Wednesday, October 20, 2010

The Lost Hero

Riordan, Rick. The Lost Hero.
Nominated for the Cybils by Kate.

I admit it; in order to read this, I had to deny a student. Once it went out, it would never be back in the library long enough for me to read it. I will personally deliver it this morning! There may be spoilers here, so don't continue reading if you don't want to know!

Percy Jackson is still missing, and Annabeth is going in search of him. First, however, three new children of the gods show up at Camp Half-Blood. Leo is the son of Hephaestus who also has the ability to withstand fire. He is still grieving the death of his mortal mother, has the ability to fix just about anything mechanical, and is attracted to girls who don't like him. Piper, whose mortal father is a movie star, is the daughter of Aphrodite, which explains how she was able to talk people into giving her things (which were then assumed to be stolen). Lastly, we have Jason, who has lost all of his memories but is the son of Zeus in his Roman incarnation as Jupiter, and as such, is in the greatest peril of them all. After a prophecy is revealed, the three form a team and take off across the US and Canada, meeting Medea, King Midas, and others in their quest to rescue Hera, who has been captured as part of an uprising that can only be squelched by connecting with the camp of the Roman gods, where they believe Percy might be.

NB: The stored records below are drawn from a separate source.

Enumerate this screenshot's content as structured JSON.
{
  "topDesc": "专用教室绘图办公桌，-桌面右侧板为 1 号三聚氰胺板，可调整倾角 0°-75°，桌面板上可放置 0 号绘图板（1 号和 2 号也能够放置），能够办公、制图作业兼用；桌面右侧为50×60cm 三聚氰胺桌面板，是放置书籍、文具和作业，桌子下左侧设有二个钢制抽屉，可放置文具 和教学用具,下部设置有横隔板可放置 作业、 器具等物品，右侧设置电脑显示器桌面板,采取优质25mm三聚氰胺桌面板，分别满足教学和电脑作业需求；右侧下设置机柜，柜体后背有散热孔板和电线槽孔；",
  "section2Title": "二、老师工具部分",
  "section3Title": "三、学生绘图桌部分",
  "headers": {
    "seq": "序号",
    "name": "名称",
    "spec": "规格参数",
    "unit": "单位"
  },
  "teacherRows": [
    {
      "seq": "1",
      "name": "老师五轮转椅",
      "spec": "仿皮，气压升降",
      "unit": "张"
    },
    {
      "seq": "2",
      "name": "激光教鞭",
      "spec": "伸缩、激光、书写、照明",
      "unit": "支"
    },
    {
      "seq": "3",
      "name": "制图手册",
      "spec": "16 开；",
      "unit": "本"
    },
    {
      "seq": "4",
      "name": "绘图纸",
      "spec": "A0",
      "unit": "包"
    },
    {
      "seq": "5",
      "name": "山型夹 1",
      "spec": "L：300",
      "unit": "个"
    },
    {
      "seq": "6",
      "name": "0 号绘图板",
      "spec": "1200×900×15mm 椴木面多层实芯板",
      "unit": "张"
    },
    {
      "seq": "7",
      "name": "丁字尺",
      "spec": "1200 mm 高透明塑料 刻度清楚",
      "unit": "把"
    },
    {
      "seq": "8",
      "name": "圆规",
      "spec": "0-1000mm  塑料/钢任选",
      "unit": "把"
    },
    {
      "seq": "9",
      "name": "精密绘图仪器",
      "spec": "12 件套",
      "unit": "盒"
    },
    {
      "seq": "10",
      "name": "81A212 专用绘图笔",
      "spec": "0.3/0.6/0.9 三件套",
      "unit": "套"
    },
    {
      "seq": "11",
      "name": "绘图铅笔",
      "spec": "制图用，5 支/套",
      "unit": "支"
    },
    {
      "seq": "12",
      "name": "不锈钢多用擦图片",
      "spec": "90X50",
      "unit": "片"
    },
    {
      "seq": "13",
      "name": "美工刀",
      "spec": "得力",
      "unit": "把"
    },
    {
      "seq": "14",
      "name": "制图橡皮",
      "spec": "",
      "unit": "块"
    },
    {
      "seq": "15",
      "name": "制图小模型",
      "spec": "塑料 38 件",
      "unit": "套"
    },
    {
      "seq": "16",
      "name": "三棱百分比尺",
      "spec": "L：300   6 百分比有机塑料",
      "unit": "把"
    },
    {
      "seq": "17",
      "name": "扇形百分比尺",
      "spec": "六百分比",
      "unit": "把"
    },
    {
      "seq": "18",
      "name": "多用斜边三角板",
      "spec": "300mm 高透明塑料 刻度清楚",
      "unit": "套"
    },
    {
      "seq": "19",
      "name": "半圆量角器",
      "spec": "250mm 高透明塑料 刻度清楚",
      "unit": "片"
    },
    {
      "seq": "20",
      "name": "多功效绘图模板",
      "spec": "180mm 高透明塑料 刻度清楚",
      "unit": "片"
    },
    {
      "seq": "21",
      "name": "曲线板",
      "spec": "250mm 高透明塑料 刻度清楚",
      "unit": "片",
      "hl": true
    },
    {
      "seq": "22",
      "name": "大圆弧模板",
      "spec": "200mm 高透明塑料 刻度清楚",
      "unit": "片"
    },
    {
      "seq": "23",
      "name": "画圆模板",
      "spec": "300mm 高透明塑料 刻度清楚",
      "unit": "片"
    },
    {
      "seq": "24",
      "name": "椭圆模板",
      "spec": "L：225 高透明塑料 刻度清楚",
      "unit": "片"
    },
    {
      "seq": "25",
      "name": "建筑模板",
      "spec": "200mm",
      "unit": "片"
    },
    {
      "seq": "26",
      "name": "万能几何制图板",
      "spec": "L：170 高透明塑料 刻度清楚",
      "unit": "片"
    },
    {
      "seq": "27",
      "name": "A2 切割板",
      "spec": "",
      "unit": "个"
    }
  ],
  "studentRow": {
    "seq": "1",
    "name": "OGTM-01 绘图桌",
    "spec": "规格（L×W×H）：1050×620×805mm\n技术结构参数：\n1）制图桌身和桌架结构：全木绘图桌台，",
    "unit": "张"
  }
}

Strengths: Riordan must be the most dedicated writer alive-- he travels to meet his fans and can keep churning out books. The use of Greek and Roman mythology is still fascinating, and the writing is fun. Can you say "chain-mail muu muu" without laughing? This will be hugely popular, and was a clever way to continue the story without making us tired of Percy.

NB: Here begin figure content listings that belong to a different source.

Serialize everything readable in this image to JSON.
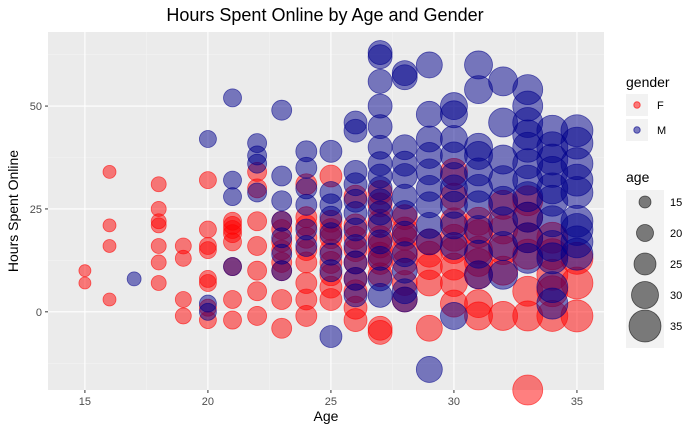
{
  "chart_data": {
    "type": "scatter",
    "title": "Hours Spent Online by Age and Gender",
    "xlabel": "Age",
    "ylabel": "Hours Spent Online",
    "xlim": [
      13.5,
      36.1
    ],
    "ylim": [
      -19,
      68
    ],
    "xticks": [
      15,
      20,
      25,
      30,
      35
    ],
    "yticks": [
      0,
      25,
      50
    ],
    "xtick_labels": [
      "15",
      "20",
      "25",
      "30",
      "35"
    ],
    "ytick_labels": [
      "0",
      "25",
      "50"
    ],
    "grid": true,
    "legend": {
      "placement": "right",
      "color": {
        "title": "gender",
        "entries": [
          {
            "label": "F",
            "color": "#ff0000"
          },
          {
            "label": "M",
            "color": "#00008b"
          }
        ]
      },
      "size": {
        "title": "age",
        "entries": [
          {
            "label": "15",
            "value": 15
          },
          {
            "label": "20",
            "value": 20
          },
          {
            "label": "25",
            "value": 25
          },
          {
            "label": "30",
            "value": 30
          },
          {
            "label": "35",
            "value": 35
          }
        ]
      }
    },
    "colors": {
      "F": "#ff0000",
      "M": "#00008b"
    },
    "series": [
      {
        "name": "F",
        "points": [
          [
            15,
            10
          ],
          [
            15,
            7
          ],
          [
            16,
            34
          ],
          [
            16,
            21
          ],
          [
            16,
            16
          ],
          [
            16,
            3
          ],
          [
            18,
            31
          ],
          [
            18,
            25
          ],
          [
            18,
            22
          ],
          [
            18,
            21
          ],
          [
            18,
            16
          ],
          [
            18,
            12
          ],
          [
            18,
            7
          ],
          [
            19,
            16
          ],
          [
            19,
            13
          ],
          [
            19,
            3
          ],
          [
            19,
            -1
          ],
          [
            20,
            32
          ],
          [
            20,
            20
          ],
          [
            20,
            16
          ],
          [
            20,
            15
          ],
          [
            20,
            8
          ],
          [
            20,
            7
          ],
          [
            20,
            1
          ],
          [
            20,
            -2
          ],
          [
            21,
            22
          ],
          [
            21,
            21
          ],
          [
            21,
            20
          ],
          [
            21,
            19
          ],
          [
            21,
            17
          ],
          [
            21,
            11
          ],
          [
            21,
            3
          ],
          [
            21,
            -2
          ],
          [
            22,
            34
          ],
          [
            22,
            30
          ],
          [
            22,
            22
          ],
          [
            22,
            16
          ],
          [
            22,
            10
          ],
          [
            22,
            5
          ],
          [
            22,
            -1
          ],
          [
            23,
            22
          ],
          [
            23,
            20
          ],
          [
            23,
            17
          ],
          [
            23,
            15
          ],
          [
            23,
            12
          ],
          [
            23,
            10
          ],
          [
            23,
            3
          ],
          [
            23,
            -4
          ],
          [
            24,
            31
          ],
          [
            24,
            23
          ],
          [
            24,
            21
          ],
          [
            24,
            18
          ],
          [
            24,
            15
          ],
          [
            24,
            12
          ],
          [
            24,
            7
          ],
          [
            24,
            3
          ],
          [
            24,
            -1
          ],
          [
            25,
            33
          ],
          [
            25,
            22
          ],
          [
            25,
            20
          ],
          [
            25,
            18
          ],
          [
            25,
            15
          ],
          [
            25,
            12
          ],
          [
            25,
            9
          ],
          [
            25,
            6
          ],
          [
            25,
            3
          ],
          [
            26,
            28
          ],
          [
            26,
            21
          ],
          [
            26,
            18
          ],
          [
            26,
            15
          ],
          [
            26,
            12
          ],
          [
            26,
            8
          ],
          [
            26,
            5
          ],
          [
            26,
            1
          ],
          [
            26,
            -2
          ],
          [
            27,
            29
          ],
          [
            27,
            26
          ],
          [
            27,
            22
          ],
          [
            27,
            18
          ],
          [
            27,
            16
          ],
          [
            27,
            14
          ],
          [
            27,
            12
          ],
          [
            27,
            9
          ],
          [
            27,
            -4
          ],
          [
            27,
            -5
          ],
          [
            28,
            23
          ],
          [
            28,
            20
          ],
          [
            28,
            18
          ],
          [
            28,
            15
          ],
          [
            28,
            12
          ],
          [
            28,
            7
          ],
          [
            28,
            3
          ],
          [
            29,
            17
          ],
          [
            29,
            14
          ],
          [
            29,
            11
          ],
          [
            29,
            7
          ],
          [
            29,
            -4
          ],
          [
            30,
            34
          ],
          [
            30,
            28
          ],
          [
            30,
            22
          ],
          [
            30,
            18
          ],
          [
            30,
            15
          ],
          [
            30,
            11
          ],
          [
            30,
            7
          ],
          [
            30,
            2
          ],
          [
            31,
            22
          ],
          [
            31,
            19
          ],
          [
            31,
            15
          ],
          [
            31,
            12
          ],
          [
            31,
            9
          ],
          [
            31,
            2
          ],
          [
            31,
            -1
          ],
          [
            32,
            26
          ],
          [
            32,
            20
          ],
          [
            32,
            15
          ],
          [
            32,
            10
          ],
          [
            32,
            -1
          ],
          [
            33,
            27
          ],
          [
            33,
            23
          ],
          [
            33,
            18
          ],
          [
            33,
            14
          ],
          [
            33,
            5
          ],
          [
            33,
            -1
          ],
          [
            33,
            -19
          ],
          [
            34,
            18
          ],
          [
            34,
            14
          ],
          [
            34,
            9
          ],
          [
            34,
            5
          ],
          [
            34,
            -1
          ],
          [
            35,
            13
          ],
          [
            35,
            7
          ],
          [
            35,
            -1
          ]
        ]
      },
      {
        "name": "M",
        "points": [
          [
            17,
            8
          ],
          [
            20,
            42
          ],
          [
            20,
            2
          ],
          [
            20,
            0
          ],
          [
            21,
            52
          ],
          [
            21,
            32
          ],
          [
            21,
            28
          ],
          [
            21,
            11
          ],
          [
            22,
            41
          ],
          [
            22,
            38
          ],
          [
            22,
            36
          ],
          [
            22,
            29
          ],
          [
            23,
            49
          ],
          [
            23,
            33
          ],
          [
            23,
            27
          ],
          [
            23,
            22
          ],
          [
            23,
            18
          ],
          [
            23,
            14
          ],
          [
            23,
            10
          ],
          [
            24,
            39
          ],
          [
            24,
            35
          ],
          [
            24,
            30
          ],
          [
            24,
            26
          ],
          [
            24,
            20
          ],
          [
            24,
            16
          ],
          [
            25,
            39
          ],
          [
            25,
            29
          ],
          [
            25,
            26
          ],
          [
            25,
            23
          ],
          [
            25,
            19
          ],
          [
            25,
            14
          ],
          [
            25,
            10
          ],
          [
            25,
            -6
          ],
          [
            26,
            46
          ],
          [
            26,
            44
          ],
          [
            26,
            34
          ],
          [
            26,
            31
          ],
          [
            26,
            27
          ],
          [
            26,
            24
          ],
          [
            26,
            20
          ],
          [
            26,
            16
          ],
          [
            26,
            12
          ],
          [
            26,
            8
          ],
          [
            26,
            4
          ],
          [
            27,
            63
          ],
          [
            27,
            62
          ],
          [
            27,
            56
          ],
          [
            27,
            50
          ],
          [
            27,
            45
          ],
          [
            27,
            40
          ],
          [
            27,
            36
          ],
          [
            27,
            33
          ],
          [
            27,
            30
          ],
          [
            27,
            27
          ],
          [
            27,
            24
          ],
          [
            27,
            21
          ],
          [
            27,
            17
          ],
          [
            27,
            13
          ],
          [
            27,
            8
          ],
          [
            27,
            4
          ],
          [
            28,
            58
          ],
          [
            28,
            57
          ],
          [
            28,
            40
          ],
          [
            28,
            36
          ],
          [
            28,
            33
          ],
          [
            28,
            28
          ],
          [
            28,
            24
          ],
          [
            28,
            19
          ],
          [
            28,
            14
          ],
          [
            28,
            10
          ],
          [
            28,
            5
          ],
          [
            28,
            3
          ],
          [
            29,
            60
          ],
          [
            29,
            48
          ],
          [
            29,
            42
          ],
          [
            29,
            38
          ],
          [
            29,
            34
          ],
          [
            29,
            30
          ],
          [
            29,
            26
          ],
          [
            29,
            21
          ],
          [
            29,
            17
          ],
          [
            29,
            -14
          ],
          [
            30,
            50
          ],
          [
            30,
            48
          ],
          [
            30,
            42
          ],
          [
            30,
            38
          ],
          [
            30,
            33
          ],
          [
            30,
            30
          ],
          [
            30,
            26
          ],
          [
            30,
            21
          ],
          [
            30,
            16
          ],
          [
            30,
            -1
          ],
          [
            31,
            60
          ],
          [
            31,
            54
          ],
          [
            31,
            40
          ],
          [
            31,
            38
          ],
          [
            31,
            34
          ],
          [
            31,
            30
          ],
          [
            31,
            26
          ],
          [
            31,
            20
          ],
          [
            31,
            14
          ],
          [
            31,
            9
          ],
          [
            32,
            56
          ],
          [
            32,
            46
          ],
          [
            32,
            37
          ],
          [
            32,
            32
          ],
          [
            32,
            27
          ],
          [
            32,
            22
          ],
          [
            32,
            16
          ],
          [
            32,
            9
          ],
          [
            33,
            54
          ],
          [
            33,
            50
          ],
          [
            33,
            46
          ],
          [
            33,
            43
          ],
          [
            33,
            40
          ],
          [
            33,
            36
          ],
          [
            33,
            32
          ],
          [
            33,
            28
          ],
          [
            33,
            23
          ],
          [
            33,
            18
          ],
          [
            33,
            13
          ],
          [
            34,
            44
          ],
          [
            34,
            40
          ],
          [
            34,
            37
          ],
          [
            34,
            34
          ],
          [
            34,
            30
          ],
          [
            34,
            27
          ],
          [
            34,
            22
          ],
          [
            34,
            16
          ],
          [
            34,
            13
          ],
          [
            34,
            6
          ],
          [
            34,
            2
          ],
          [
            35,
            44
          ],
          [
            35,
            41
          ],
          [
            35,
            36
          ],
          [
            35,
            32
          ],
          [
            35,
            29
          ],
          [
            35,
            22
          ],
          [
            35,
            20
          ],
          [
            35,
            17
          ],
          [
            35,
            14
          ]
        ]
      }
    ]
  }
}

Weaknesses: A bit formulaic. The characters strongly echoed those from the previous book, and the snort-through-my-nose-funny moments were fewer and further between.

Also, there is some Latin that may be incorrect, but I tried not to look at it because I really didn't want to know how wrong it was. Sigh. What have we said, people? Any author who tries to put Latin into a YA book needs to check with me first! I haven't taught Latin in 18 years, but if I can tell it's wrong, it must be really wrong!


  1. I'm in the middle of this book right now. I love Rick Riordan but I think this series will appeal most to those who have not read the Percy Jackson and the Olympians series (or maybe those who can't get enough of Percy, even after five books!). For those who have read the previous series, the old formula is a bit too familiar in this one.

  2. There SHOULD be a pin for this book, just as you said. I read the Strengths and Weaknesses part of your review and skipped the rest because I have TLH at home and haven't gotten to it yet. (must finish Erec Rex first)Our daughter, who vieswith me for being Charlotte's #1 Percy Jackson fan, read it right away and loved it.
    I think one reason Rick Riordan is so loyal to his fans is because they made him what he is now. His books didn't get a lot of publicity but they became popular through word of mouth. He said that once he was at a bookstore to sign copies of The Lightning Thief and no one paid attention to him--except for one person who asked him where the restroom was! But once kids started the buzz,he became popular. No wonder he does so much for his fans!